According to the minutes of the September board meeting, the project is intended to develop targeted educational curricula in conjunction with graduate employers, hoping to deliver the attributes that they look for in the hiring pool. As the job market becomes increasingly competitive, this will be essential. Graduating from Trinity should not just leave an individual with any old degree, but should provide them with the necessary skills and attributes that an employer wants. What’s more, the project won’t just affect nefarious aspects such as “graduate impressions”, but may directly alter the semesterisation of exams and the use of technology in education, such as online learning. New courses could be created, following review of entry into the Arts, Humanities, and Social Sciences. Minor course strands might be used to counteract various breakdowns in the provision of courses in this faculty.

What exactly the project comprises remains mysterious to the student body, however. Little information has been made available from College, apart from in the minutes of Council and Board meetings, which are rarely accessed by the average student. The project is still very much in its early stages – not all of the strands are even working yet – and so it’s understandable that it might be less known. And the College administration have already promised that they will ensure adequate student representation and input into the planning groups, acknowledging that consultation with students shouldn’t be ignored.

While student representation in the form of students’ union officers is certainly important, the average student should also have a say.

To get students on board and in support of the project, it’s essential that it actually seems pertinent to our interests and our future progress. While student representation in the form of students’ union officers is certainly important, the average student should also have a say. College has gone some way towards facilitating this, particularly in the survey completed by 2,810 undergraduates in 2013 that aimed to establish what exactly a Trinity Education is, what it means to students, and what it could potentially become. The project has the potential to be transformative in a number of ways, expanding the breadth and depth of a Trinity education to encompass different subjects from an individual’s core degree, or to allow for research in the early undergraduate years. Students from all disciplines have a stake in this. They should be informed that it is happening and what exactly it entails, so that they want to engage directly when their input is called upon.
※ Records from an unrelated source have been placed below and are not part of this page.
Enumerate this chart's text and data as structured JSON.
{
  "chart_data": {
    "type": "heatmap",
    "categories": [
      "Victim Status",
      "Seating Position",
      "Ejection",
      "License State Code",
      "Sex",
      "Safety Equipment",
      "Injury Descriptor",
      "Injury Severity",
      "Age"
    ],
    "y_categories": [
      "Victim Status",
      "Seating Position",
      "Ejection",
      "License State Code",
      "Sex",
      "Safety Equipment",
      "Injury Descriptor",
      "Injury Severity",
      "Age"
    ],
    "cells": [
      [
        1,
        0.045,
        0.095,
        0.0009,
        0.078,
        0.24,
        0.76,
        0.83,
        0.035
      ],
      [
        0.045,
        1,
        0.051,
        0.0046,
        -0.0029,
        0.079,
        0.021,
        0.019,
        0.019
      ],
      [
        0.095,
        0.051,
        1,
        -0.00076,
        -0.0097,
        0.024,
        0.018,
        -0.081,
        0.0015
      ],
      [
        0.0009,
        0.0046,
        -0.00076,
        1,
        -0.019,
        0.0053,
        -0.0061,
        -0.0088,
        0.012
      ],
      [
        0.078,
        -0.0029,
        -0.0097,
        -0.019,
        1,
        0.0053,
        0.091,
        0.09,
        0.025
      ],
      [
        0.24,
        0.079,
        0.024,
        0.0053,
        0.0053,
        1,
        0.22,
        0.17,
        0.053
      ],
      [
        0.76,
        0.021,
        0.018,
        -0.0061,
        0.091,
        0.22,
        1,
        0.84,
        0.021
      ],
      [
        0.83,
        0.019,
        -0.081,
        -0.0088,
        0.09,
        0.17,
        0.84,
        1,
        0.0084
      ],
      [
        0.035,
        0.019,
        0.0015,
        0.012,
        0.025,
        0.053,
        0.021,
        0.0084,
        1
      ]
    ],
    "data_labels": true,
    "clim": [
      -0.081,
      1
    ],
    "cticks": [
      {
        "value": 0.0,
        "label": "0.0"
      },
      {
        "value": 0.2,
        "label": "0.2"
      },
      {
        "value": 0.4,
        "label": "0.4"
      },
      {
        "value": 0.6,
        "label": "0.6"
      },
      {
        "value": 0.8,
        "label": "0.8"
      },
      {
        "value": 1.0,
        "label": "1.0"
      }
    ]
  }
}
It’s projected that it will take eighteen months to shepherd the project from development to completion. Eighteen months from now, however, is too late for information about the project to become common knowledge. The Trinity Education Project is potentially transformative, and many students would be interested and engaged if they were given more information. After all, it could affect many aspects of a student’s education in Trinity – from the provision of different degrees, to the use of technology, to the perceptions of employers – and so it should be better publicised, better explained, and opened to the larger body of students so their input can be taken into account from the earliest stages of the plan. Nevertheless, the project itself is an ambitious and important response to the challenges that dog Trinity, and it’ll be certainly interesting to see where it goes from here.